Adding your own data

There are several ways for you to analyse and share your own data with Aleph. How best to do it is dependent on the type of data you are attempting to add and how frequently you would like to update it.

Importing documents and files

The most common type of data to import into Aleph is files, such as PDFs, E-Mail, or Word documents. Uploading them will make it easy to search them even if their text is hidden in images, and you can share them with your colleagues.

If you want to upload a small number of documents, you can do so directly in the Aleph interface as described below. However, when you're dealing with a large trove of documents (such as a leak) use the command-line based alephclient tool to submit documents in an automated fashion.
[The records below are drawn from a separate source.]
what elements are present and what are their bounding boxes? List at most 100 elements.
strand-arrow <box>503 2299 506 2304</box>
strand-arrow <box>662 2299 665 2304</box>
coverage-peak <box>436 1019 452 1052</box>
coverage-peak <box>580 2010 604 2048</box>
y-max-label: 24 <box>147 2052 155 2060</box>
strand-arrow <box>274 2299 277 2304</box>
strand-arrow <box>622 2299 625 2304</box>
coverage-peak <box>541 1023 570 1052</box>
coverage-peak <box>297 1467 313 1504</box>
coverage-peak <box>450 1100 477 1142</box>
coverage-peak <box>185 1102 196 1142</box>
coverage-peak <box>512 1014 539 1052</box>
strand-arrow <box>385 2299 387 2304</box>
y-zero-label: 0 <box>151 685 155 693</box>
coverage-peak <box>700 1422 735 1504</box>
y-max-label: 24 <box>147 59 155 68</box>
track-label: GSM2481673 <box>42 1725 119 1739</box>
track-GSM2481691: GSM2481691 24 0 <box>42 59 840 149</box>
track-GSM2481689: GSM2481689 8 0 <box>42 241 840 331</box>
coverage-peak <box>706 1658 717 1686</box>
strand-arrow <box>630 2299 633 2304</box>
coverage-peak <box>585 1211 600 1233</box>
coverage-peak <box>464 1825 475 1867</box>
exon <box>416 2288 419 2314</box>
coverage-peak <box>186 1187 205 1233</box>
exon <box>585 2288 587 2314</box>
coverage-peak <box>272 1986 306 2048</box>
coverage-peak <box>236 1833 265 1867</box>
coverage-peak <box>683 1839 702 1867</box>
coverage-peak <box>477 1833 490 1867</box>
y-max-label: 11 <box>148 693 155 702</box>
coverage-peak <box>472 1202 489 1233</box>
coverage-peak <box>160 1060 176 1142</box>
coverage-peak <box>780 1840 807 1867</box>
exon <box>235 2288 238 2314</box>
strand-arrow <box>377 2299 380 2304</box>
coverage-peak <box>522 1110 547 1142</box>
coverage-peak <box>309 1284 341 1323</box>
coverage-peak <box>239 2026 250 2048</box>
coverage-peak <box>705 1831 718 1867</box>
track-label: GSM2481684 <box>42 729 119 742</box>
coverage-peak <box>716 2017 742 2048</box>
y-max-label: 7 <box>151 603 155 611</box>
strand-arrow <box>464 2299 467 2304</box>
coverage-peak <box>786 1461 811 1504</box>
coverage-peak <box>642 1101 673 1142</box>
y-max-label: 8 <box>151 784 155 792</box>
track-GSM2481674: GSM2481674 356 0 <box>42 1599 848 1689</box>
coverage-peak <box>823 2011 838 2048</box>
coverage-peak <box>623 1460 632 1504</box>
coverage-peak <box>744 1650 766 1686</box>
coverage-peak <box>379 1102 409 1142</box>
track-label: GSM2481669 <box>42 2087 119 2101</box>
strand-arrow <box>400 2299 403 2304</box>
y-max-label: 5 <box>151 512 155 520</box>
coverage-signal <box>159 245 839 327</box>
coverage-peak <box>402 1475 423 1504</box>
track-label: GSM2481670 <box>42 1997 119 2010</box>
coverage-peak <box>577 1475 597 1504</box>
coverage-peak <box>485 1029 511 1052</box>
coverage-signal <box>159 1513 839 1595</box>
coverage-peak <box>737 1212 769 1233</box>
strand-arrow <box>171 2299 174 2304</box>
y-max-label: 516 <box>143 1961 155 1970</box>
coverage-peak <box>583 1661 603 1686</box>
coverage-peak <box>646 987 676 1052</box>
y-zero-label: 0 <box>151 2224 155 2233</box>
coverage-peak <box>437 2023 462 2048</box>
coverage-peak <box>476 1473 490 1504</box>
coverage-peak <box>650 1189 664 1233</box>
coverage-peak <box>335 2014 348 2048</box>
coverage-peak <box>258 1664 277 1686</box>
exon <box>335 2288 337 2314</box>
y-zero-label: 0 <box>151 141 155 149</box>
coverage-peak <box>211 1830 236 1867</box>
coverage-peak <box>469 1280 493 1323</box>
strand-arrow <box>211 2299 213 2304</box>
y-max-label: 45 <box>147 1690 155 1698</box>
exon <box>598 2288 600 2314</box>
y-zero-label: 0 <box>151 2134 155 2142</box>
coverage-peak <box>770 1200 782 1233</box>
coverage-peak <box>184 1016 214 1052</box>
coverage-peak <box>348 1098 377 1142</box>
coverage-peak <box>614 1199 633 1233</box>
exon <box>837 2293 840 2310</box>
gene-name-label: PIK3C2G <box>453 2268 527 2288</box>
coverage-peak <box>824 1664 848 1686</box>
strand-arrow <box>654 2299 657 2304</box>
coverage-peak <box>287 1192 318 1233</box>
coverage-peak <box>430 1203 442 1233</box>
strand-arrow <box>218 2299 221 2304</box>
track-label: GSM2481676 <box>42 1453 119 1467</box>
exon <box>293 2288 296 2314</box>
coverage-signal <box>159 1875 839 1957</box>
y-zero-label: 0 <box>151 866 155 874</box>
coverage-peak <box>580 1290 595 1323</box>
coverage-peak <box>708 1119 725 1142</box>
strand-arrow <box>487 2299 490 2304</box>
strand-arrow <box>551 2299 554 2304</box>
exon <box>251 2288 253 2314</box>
1. Create a personal dataset using the user interface.

2. Then upload your documents using the upload function inside that dataset.

You can share this personal dataset with colleagues who have accounts on the site and groups of users, but it cannot be made public.

Recurring imports

If you plan to regularly import data from a public source, such as a government web site, you may want to create a web crawler that automatically executes, collects data and submits them to Aleph.

Structuring your data

When importing a list of companies, people or similar data objects, it is helpful to convert your raw data into structured entities that Aleph can use to classify those entities for searching, cross-referencing, and many other operations.

For small and mid-size datasets, follow the instructions below to map your data into structured entities using the Aleph mapping editor. To map very large data straight from a SQL database, or to map complicated relationships, you will have to create a mapping file instead.

Using the Aleph mapping editor

1. Follow the "Importing documents and files" steps above to import your .csv, .xls, or .xlsx data file to a personal dataset.

2. Once the data file has finished uploading, browse to one of the tables you have uploaded. Click the "Generate Entities" tab to open the mapping editor.

3. Select the types of entities you would like to create from your data

4. Define any relationships - such as ownership or family relations - that exist between the entities.

5. Select columns from your data to use as unique keys for each entity.

Keys are usually ID numbers, email addresses, telephone numbers, or other properties of your data which are guaranteed to be unique. The more columns you are able to select as keys, the better, to ensure that Aleph correctly generates an entity for each unique entry in your data.

6. Assign data columns to properties of the entity types you have selected.

7. Add any fixed values to the entities. If, for instance, your data is a company registry from Moldova, it would be useful to set the "Country" property to "Moldova", so that all company entities that are generated will automatically have their country set as Moldova.

8. Verify and submit your mapping

When a mapping is submitted, Aleph will automatically generate structured entities based on the instructions you have provided it. It is important to note that any future edits you make to the mapping will re-generate these entities. Additionally, deleting the mapping will delete any entities generated from it.